Micron semiconductor sales top estimates

SAN FRANCISCO — Micron Technology Inc., the largest U.S. maker of memory chips, reported fiscal second-quarter sales Thursday that beat analysts’ estimates as limited increases in supply bolstered prices amid lackluster computer and phone demand.

Net profit in the period that ended Feb. 27 was $731 million, or 61 cents a share, compared with a loss of $286 million, or 28 cents, a year earlier, the Boise, Idaho, company said Thursday. Sales almost doubled to $4.11 billion. That compares with an average analyst projection for a profit of 59 cents on revenue of $3.99 billion, according to estimates compiled by Bloomberg.

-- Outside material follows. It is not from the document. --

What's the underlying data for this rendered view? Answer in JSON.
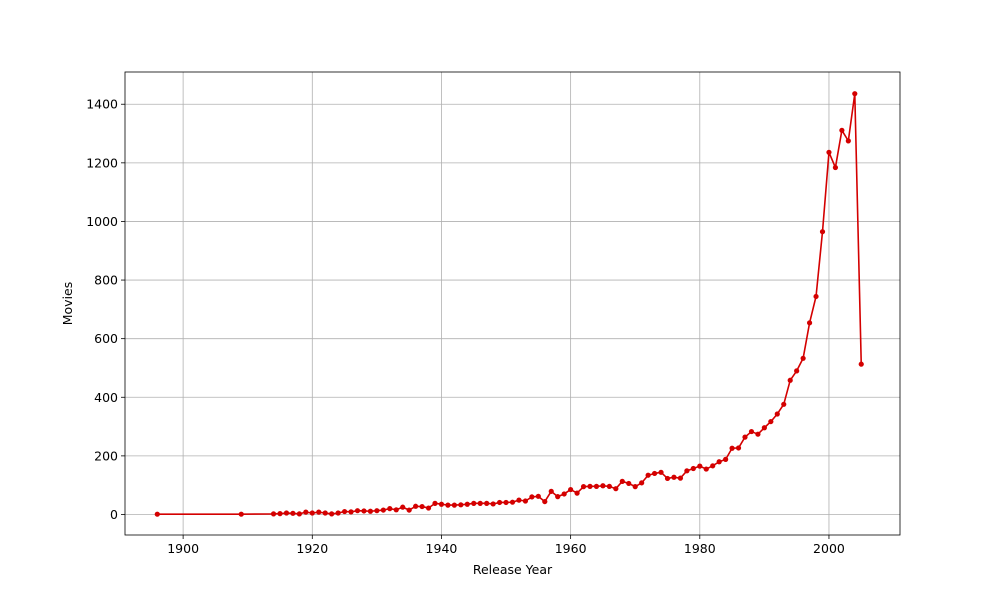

Micron, which has been seeking to consolidate the industry and make it less susceptible to supply gluts, acquired Japanese memory company Elpida Memory Inc. last year. While investors have fueled a rally that has more than doubled Micron’s shares in the past year, more evidence is needed on the company’s ability to remain profitable in periods of weak demand, according to Betsy Van Hees, an analyst at Wedbush Securities in San Francisco.

“Contract pricing is starting to come down,” said Van Hees. “It needs to come down in a fair and orderly fashion where average selling price declines will not outpace cost declines. That will be the true test of whether the vicious cycle has been broken.”

The shares of Micron, which more than tripled in 2013, rose as much as 4.8 percent in extended trading. The stock declined 1.4 percent to $24 at the close in New York. Micron was the best performer in the Philadelphia Semiconductor Index in 2013.

Micron is the largest remaining U.S. manufacturer of dynamic random access memory chips, or DRAM, semiconductors that provide the main memory in personal computers. That market has been hit by the first consecutive annual decline in its history as consumers increasingly turn to smartphones and tablets to get online.

The Elpida purchase brought Micron a bigger chunk of the DRAM market to help it gain scale and provide more of a return for its technology investments. It also added production of a type of DRAM used in smartphones, which require less power- hungry chips. Removing Elpida’s independence also limits the number of companies building new plants, and curtails most of the industry’s output to just three companies: Samsung Electronics Co., SK Hynix Inc. and Micron.

The U.S. chipmaker also makes Nand flash memory chips, semiconductors that are used for data storage in mobile devices. Those chips are also increasingly making their way into computers in the form of solid-state drives, or SSD, which are replacing hard disks made of spinning magnetic disks.

SSDs need cheaper component prices before they become more widely used, said Wedbush Morgan’s Van Hees.